In their anti-eulogy they say that while Friedman is correct that people make better economic decisions for themselves than do bureaucrats “a blind faith in the free market...ignores the fact that society is more than an economic system; it is a complex and living fabric made of people, not machines.”
Accusing Friedman of having a “blind faith” is actually a bit funny from people who base their entire anti-freedom philosophy on exactly that! It is also false. Friedman clearly did not have a “blind faith” in freedom. In fact he often said that people sometimes made the wrong choices but that when left free the tendency is to make better choices than made by bureaucrats. Friedman, unlike Maxim which spends almost zero time on economic freedom, understood that there are vast feed back loops in a society. And that when left free those feed back loops influence human behavior.

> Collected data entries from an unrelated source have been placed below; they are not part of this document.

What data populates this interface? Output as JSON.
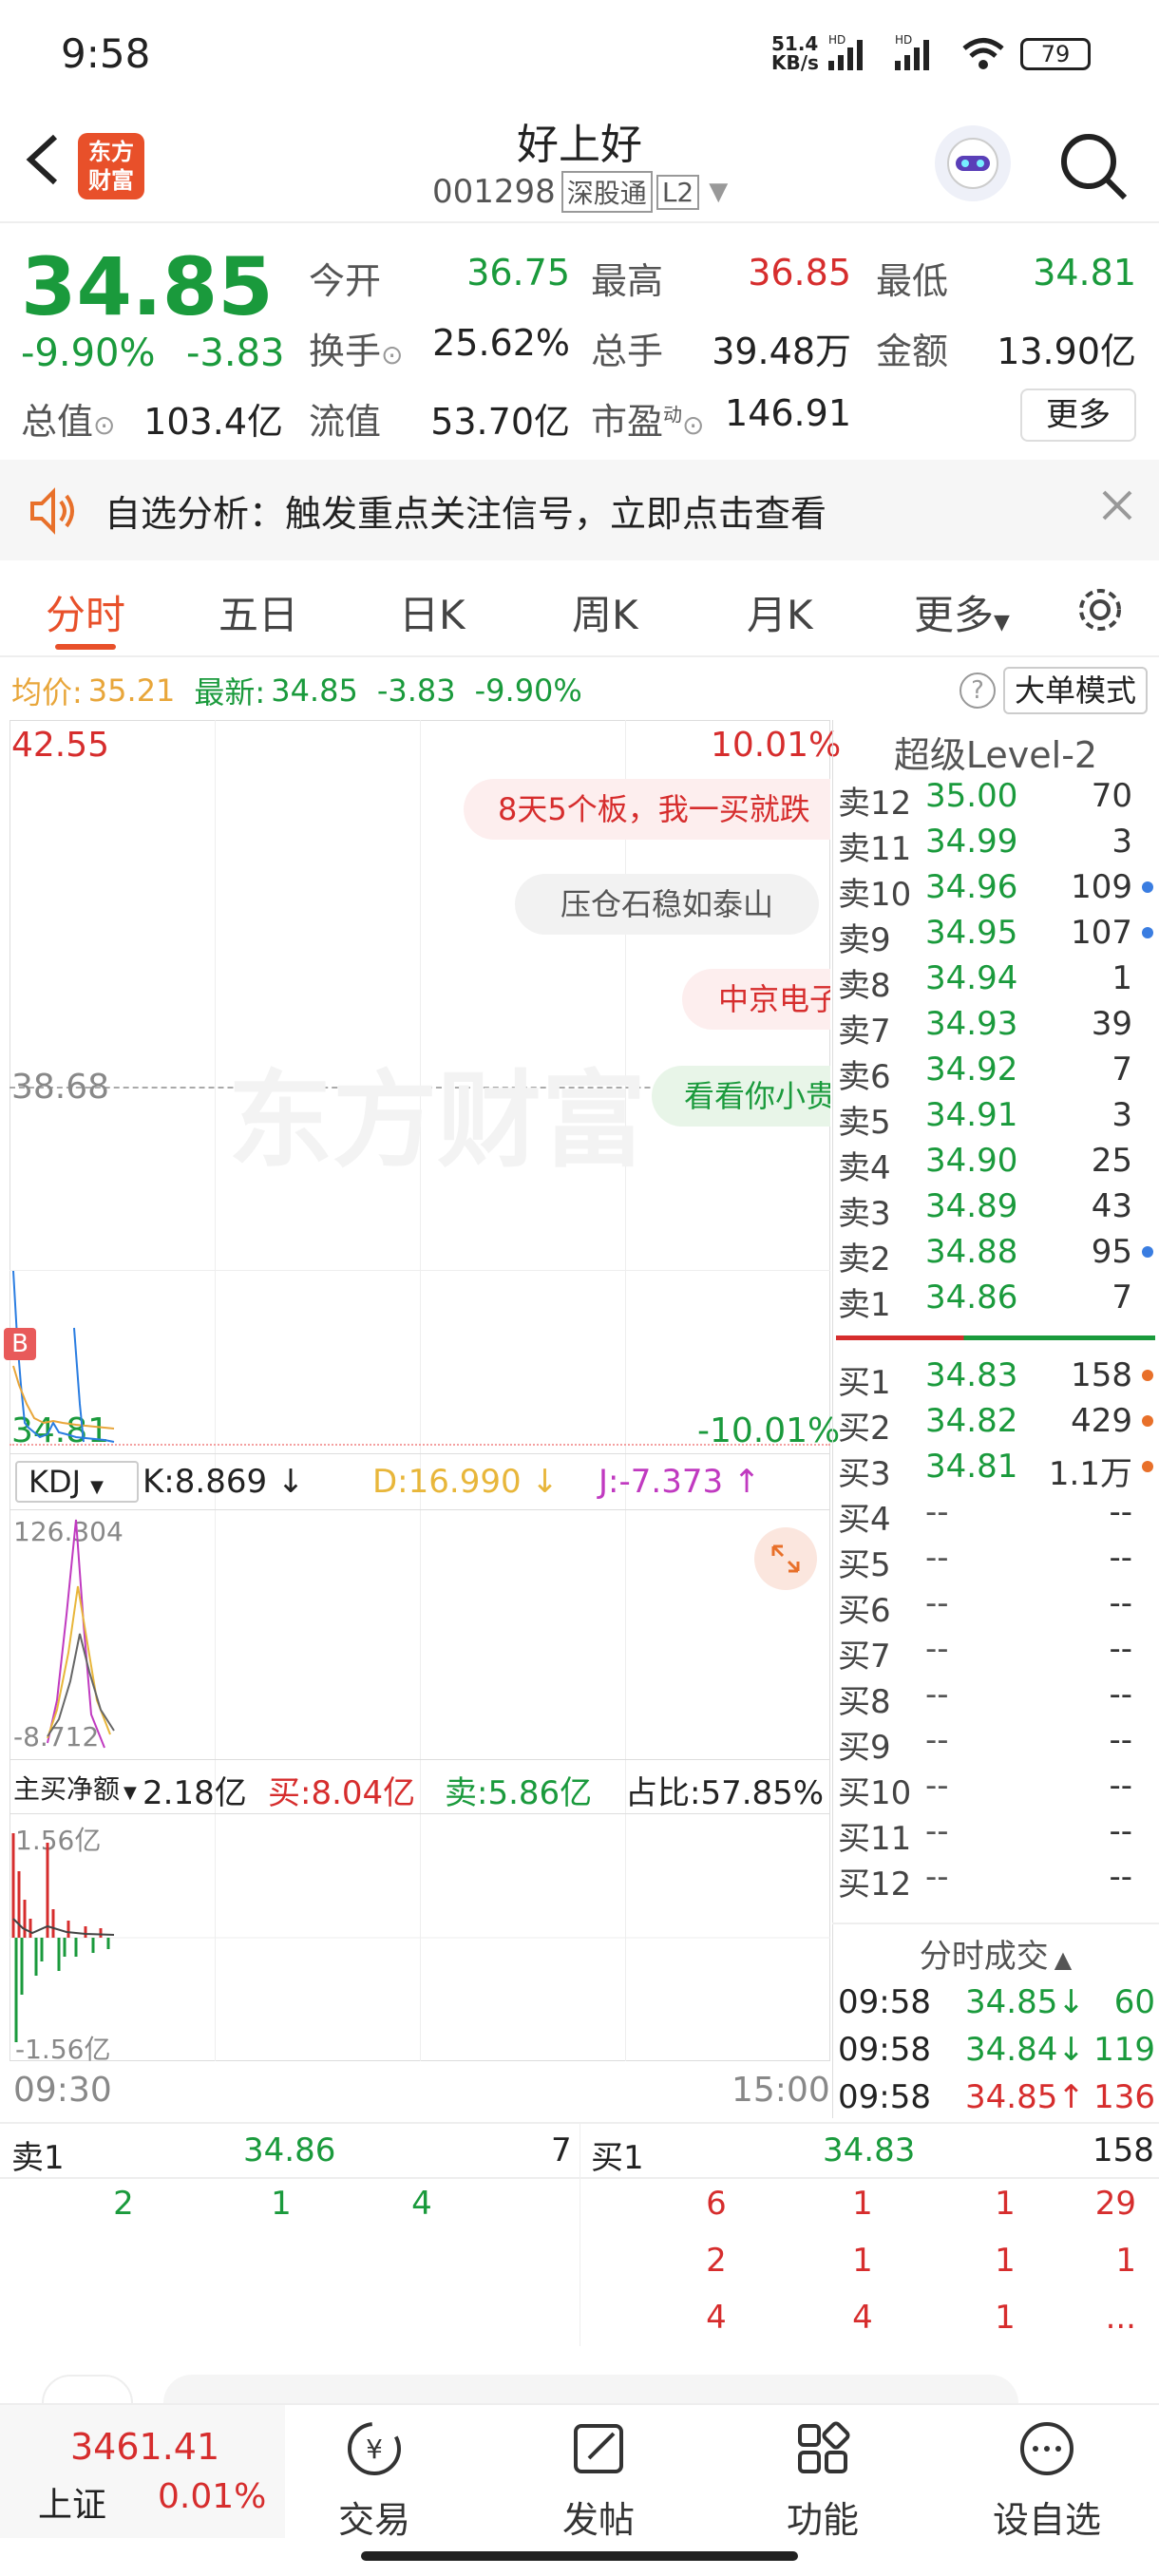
{
  "status": {
    "time": "9:58",
    "net_speed": "51.4",
    "net_unit": "KB/s",
    "battery": "79"
  },
  "header": {
    "title": "好上好",
    "code": "001298",
    "tag1": "深股通",
    "tag2": "L2",
    "logo_line1": "东方",
    "logo_line2": "财富"
  },
  "quote": {
    "price": "34.85",
    "change_pct": "-9.90%",
    "change": "-3.83",
    "open_label": "今开",
    "open": "36.75",
    "high_label": "最高",
    "high": "36.85",
    "low_label": "最低",
    "low": "34.81",
    "turnover_label": "换手",
    "turnover": "25.62%",
    "volume_label": "总手",
    "volume": "39.48万",
    "amount_label": "金额",
    "amount": "13.90亿",
    "mktcap_label": "总值",
    "mktcap": "103.4亿",
    "float_label": "流值",
    "float": "53.70亿",
    "pe_label": "市盈",
    "pe_sup": "动",
    "pe": "146.91",
    "more_label": "更多"
  },
  "notice": {
    "text": "自选分析：触发重点关注信号，立即点击查看"
  },
  "tabs": [
    "分时",
    "五日",
    "日K",
    "周K",
    "月K",
    "更多"
  ],
  "chart_info": {
    "avg_label": "均价:",
    "avg": "35.21",
    "latest_label": "最新:",
    "latest": "34.85",
    "chg": "-3.83",
    "pct": "-9.90%",
    "mode_button": "大单模式"
  },
  "chart": {
    "ymax": "42.55",
    "ymax_pct": "10.01%",
    "ymid": "38.68",
    "ymin": "34.81",
    "ymin_pct": "-10.01%",
    "watermark": "东方财富",
    "b_marker": "B",
    "bubbles": [
      "8天5个板，我一买就跌",
      "压仓石稳如泰山",
      "中京电子",
      "看看你小贵"
    ]
  },
  "kdj": {
    "select": "KDJ",
    "k": "K:8.869 ↓",
    "d": "D:16.990 ↓",
    "j": "J:-7.373 ↑",
    "top": "126.304",
    "bottom": "-8.712"
  },
  "flow": {
    "select": "主买净额",
    "net": "2.18亿",
    "buy": "买:8.04亿",
    "sell": "卖:5.86亿",
    "ratio": "占比:57.85%",
    "top": "1.56亿",
    "bottom": "-1.56亿"
  },
  "time_axis": {
    "start": "09:30",
    "end": "15:00"
  },
  "level2": {
    "title": "超级Level-2",
    "asks": [
      {
        "label": "卖12",
        "price": "35.00",
        "vol": "70",
        "dot": ""
      },
      {
        "label": "卖11",
        "price": "34.99",
        "vol": "3",
        "dot": ""
      },
      {
        "label": "卖10",
        "price": "34.96",
        "vol": "109",
        "dot": "blue"
      },
      {
        "label": "卖9",
        "price": "34.95",
        "vol": "107",
        "dot": "blue"
      },
      {
        "label": "卖8",
        "price": "34.94",
        "vol": "1",
        "dot": ""
      },
      {
        "label": "卖7",
        "price": "34.93",
        "vol": "39",
        "dot": ""
      },
      {
        "label": "卖6",
        "price": "34.92",
        "vol": "7",
        "dot": ""
      },
      {
        "label": "卖5",
        "price": "34.91",
        "vol": "3",
        "dot": ""
      },
      {
        "label": "卖4",
        "price": "34.90",
        "vol": "25",
        "dot": ""
      },
      {
        "label": "卖3",
        "price": "34.89",
        "vol": "43",
        "dot": ""
      },
      {
        "label": "卖2",
        "price": "34.88",
        "vol": "95",
        "dot": "blue"
      },
      {
        "label": "卖1",
        "price": "34.86",
        "vol": "7",
        "dot": ""
      }
    ],
    "bids": [
      {
        "label": "买1",
        "price": "34.83",
        "vol": "158",
        "dot": "orange"
      },
      {
        "label": "买2",
        "price": "34.82",
        "vol": "429",
        "dot": "orange"
      },
      {
        "label": "买3",
        "price": "34.81",
        "vol": "1.1万",
        "dot": "orange"
      },
      {
        "label": "买4",
        "price": "--",
        "vol": "--",
        "dot": ""
      },
      {
        "label": "买5",
        "price": "--",
        "vol": "--",
        "dot": ""
      },
      {
        "label": "买6",
        "price": "--",
        "vol": "--",
        "dot": ""
      },
      {
        "label": "买7",
        "price": "--",
        "vol": "--",
        "dot": ""
      },
      {
        "label": "买8",
        "price": "--",
        "vol": "--",
        "dot": ""
      },
      {
        "label": "买9",
        "price": "--",
        "vol": "--",
        "dot": ""
      },
      {
        "label": "买10",
        "price": "--",
        "vol": "--",
        "dot": ""
      },
      {
        "label": "买11",
        "price": "--",
        "vol": "--",
        "dot": ""
      },
      {
        "label": "买12",
        "price": "--",
        "vol": "--",
        "dot": ""
      }
    ],
    "ticks_title": "分时成交",
    "ticks": [
      {
        "time": "09:58",
        "price": "34.85↓",
        "vol": "60"
      },
      {
        "time": "09:58",
        "price": "34.84↓",
        "vol": "119"
      },
      {
        "time": "09:58",
        "price": "34.85↑",
        "vol": "136"
      }
    ]
  },
  "queue": {
    "sell_label": "卖1",
    "sell_price": "34.86",
    "sell_vol": "7",
    "buy_label": "买1",
    "buy_price": "34.83",
    "buy_vol": "158",
    "sell_rows": [
      [
        "2",
        "1",
        "4"
      ]
    ],
    "buy_rows": [
      [
        "6",
        "1",
        "1",
        "29"
      ],
      [
        "2",
        "1",
        "1",
        "1"
      ],
      [
        "4",
        "4",
        "1",
        "..."
      ]
    ]
  },
  "tabbar": {
    "index_price": "3461.41",
    "index_name": "上证",
    "index_pct": "0.01%",
    "items": [
      "交易",
      "发帖",
      "功能",
      "设自选"
    ]
  }
}
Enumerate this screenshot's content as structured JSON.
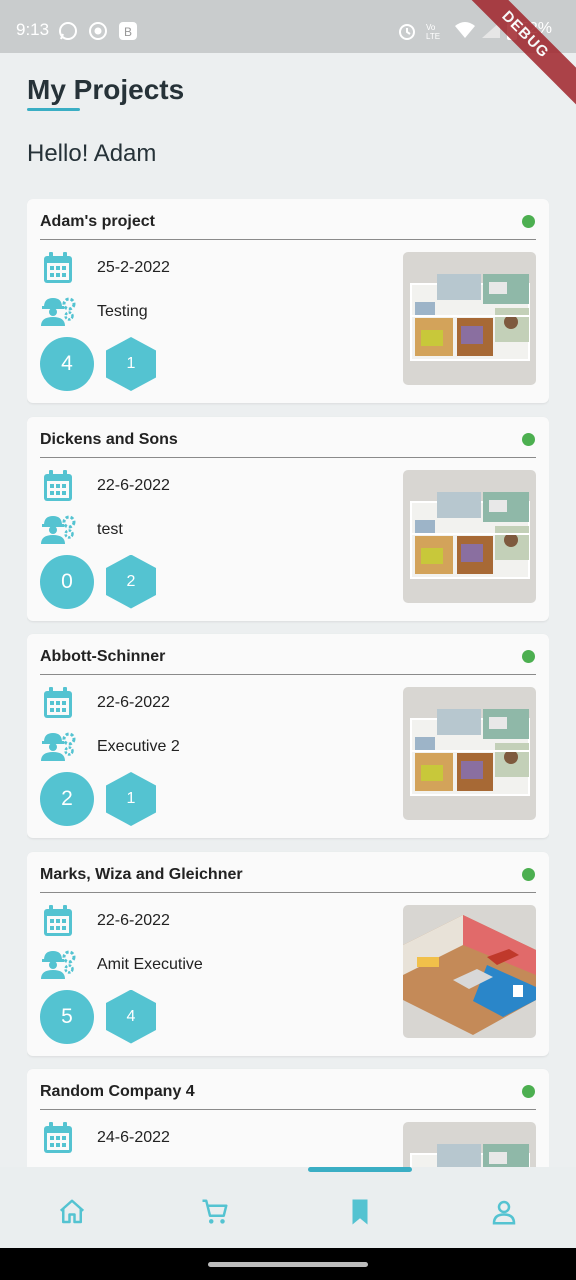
{
  "status_bar": {
    "time": "9:13",
    "battery": "52%",
    "signal_text": "4G",
    "debug_label": "DEBUG"
  },
  "header": {
    "title": "My Projects",
    "greeting": "Hello! Adam"
  },
  "colors": {
    "accent": "#54c3d1",
    "status_active": "#4caf50",
    "background": "#eceff0"
  },
  "projects": [
    {
      "name": "Adam's project",
      "date": "25-2-2022",
      "executive": "Testing",
      "count_a": "4",
      "count_b": "1",
      "image": "floorplan"
    },
    {
      "name": "Dickens and Sons",
      "date": "22-6-2022",
      "executive": "test",
      "count_a": "0",
      "count_b": "2",
      "image": "floorplan"
    },
    {
      "name": "Abbott-Schinner",
      "date": "22-6-2022",
      "executive": "Executive 2",
      "count_a": "2",
      "count_b": "1",
      "image": "floorplan"
    },
    {
      "name": "Marks, Wiza and Gleichner",
      "date": "22-6-2022",
      "executive": "Amit Executive",
      "count_a": "5",
      "count_b": "4",
      "image": "isometric-house"
    },
    {
      "name": "Random Company 4",
      "date": "24-6-2022",
      "executive": "",
      "count_a": "",
      "count_b": "",
      "image": "floorplan"
    }
  ],
  "bottom_nav": {
    "items": [
      {
        "name": "home",
        "icon": "home-icon"
      },
      {
        "name": "cart",
        "icon": "cart-icon"
      },
      {
        "name": "saved",
        "icon": "bookmark-icon",
        "selected": true
      },
      {
        "name": "profile",
        "icon": "person-icon"
      }
    ]
  }
}
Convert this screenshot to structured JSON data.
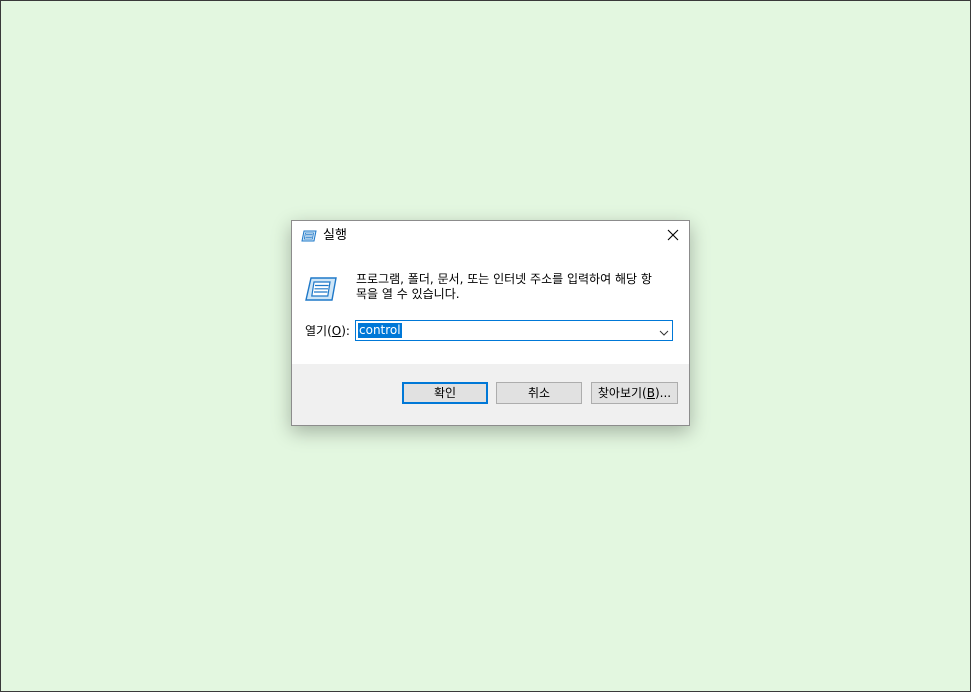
{
  "dialog": {
    "title": "실행",
    "close_icon": "close-icon",
    "app_icon": "run-icon",
    "description_line1": "프로그램, 폴더, 문서, 또는 인터넷 주소를 입력하여 해당 항",
    "description_line2": "목을 열 수 있습니다.",
    "open_label_prefix": "열기(",
    "open_label_key": "O",
    "open_label_suffix": "):",
    "open_value": "control",
    "buttons": {
      "ok": "확인",
      "cancel": "취소",
      "browse_prefix": "찾아보기(",
      "browse_key": "B",
      "browse_suffix": ")..."
    }
  },
  "colors": {
    "desktop_bg": "#e3f7e0",
    "accent": "#0078d7",
    "footer_bg": "#f0f0f0"
  }
}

The “blind faith” smear is normally found among the socialists. Every advocate of state control attacks a belief in freedom. Maxim advocates state control, they want bigger government in the realm of private morality. And it is freedom, not morality police, who actually see human beings as individual people, not machines. The socialist, be they the economic or moral variety, sees man as a machine who can be regulated and controlled. You just need someone to tinker with the machinery and otherwise control how it operates. People can’t be controlled in that manner.
Next Maxim further distorts Friedman’s views by attacking “personal freedom” “without regard for private virtue, the social fabric and the common good.” Where did Friedman say that “private virtue” was unimportant? Nowhere. That was not his position. But since Maxim despises classical liberalism and clings to a Right-wing conservative viewpoint they have to distort Friedman’s views. And it is almost predictable that every single advocate of state control has trotted out the “common good” argument when they want the power to rule others. The common good can be used to justify almost anything. In the name of the common good some even help themselves to work of others. (Scroll to bottom of the page at this link.)
And they say: “The free-market economics Friedman advocated cannot create a decent and prosperous society, unless they [sic] are accompanied by... obligation to our families and communities.” That last phrase is their usual code for their real illiberal agenda -- state control and imposition of biblical morality on everyone. And while socialists on the Left aren’t really enamoured with family per se they would applaud loudly the claim that we must be “obligated” to the community, to the collective around us.
And they also then take a swipe at free markets in principle. “The understanding of people as rational individualists... was one the reasons why the economic reforms of the 1980s caused harm as well as good.” So some freedom is some areas is fine. But we need a master to control people in their private lives. They complain that free market liberals like Friedman fail “to consider the interconnectedness of community and the relational nature of human society.”
In other words Friedman didn’t advocate state control of the individual. He was not a collectivist extolling the virtues of the “community” over the individual. Of course liberalism understands the importance of society, as Felix Morley pointed out in his essay “State and Society” all state power is created at the expense of society. Maxim’s attack on social freedom is a call to confiscate power from civil society and give it to the government instead.
As for this eulogy. They spent two paragraphs saying some nice things about Friedman and three paragraphs attacking him and his ideas. They obviously think he was some dolt who didn’t understand the importance of “society” and “family” and “community”. They false accuse him of ignoring such issues and of not considering such factors. In reality what they are upset about is not that Friedman didn’t consider such matters but that he didn’t advocate using the Bible as the basis for state law.
One has to wonder when various friends and admirers of Milton Friedman in the United States will wake up and realize that Maxim opposes them and Friedman. Of course Maxim is happy to take their cash. But one has to wonder why so-called libertarians in the US would want to give money or praise to this outfit. Various groups were founded to help promote classical liberal thinking have been bamboozled into giving funding and support to illiberal statists like Maxim. And it really ought to stop.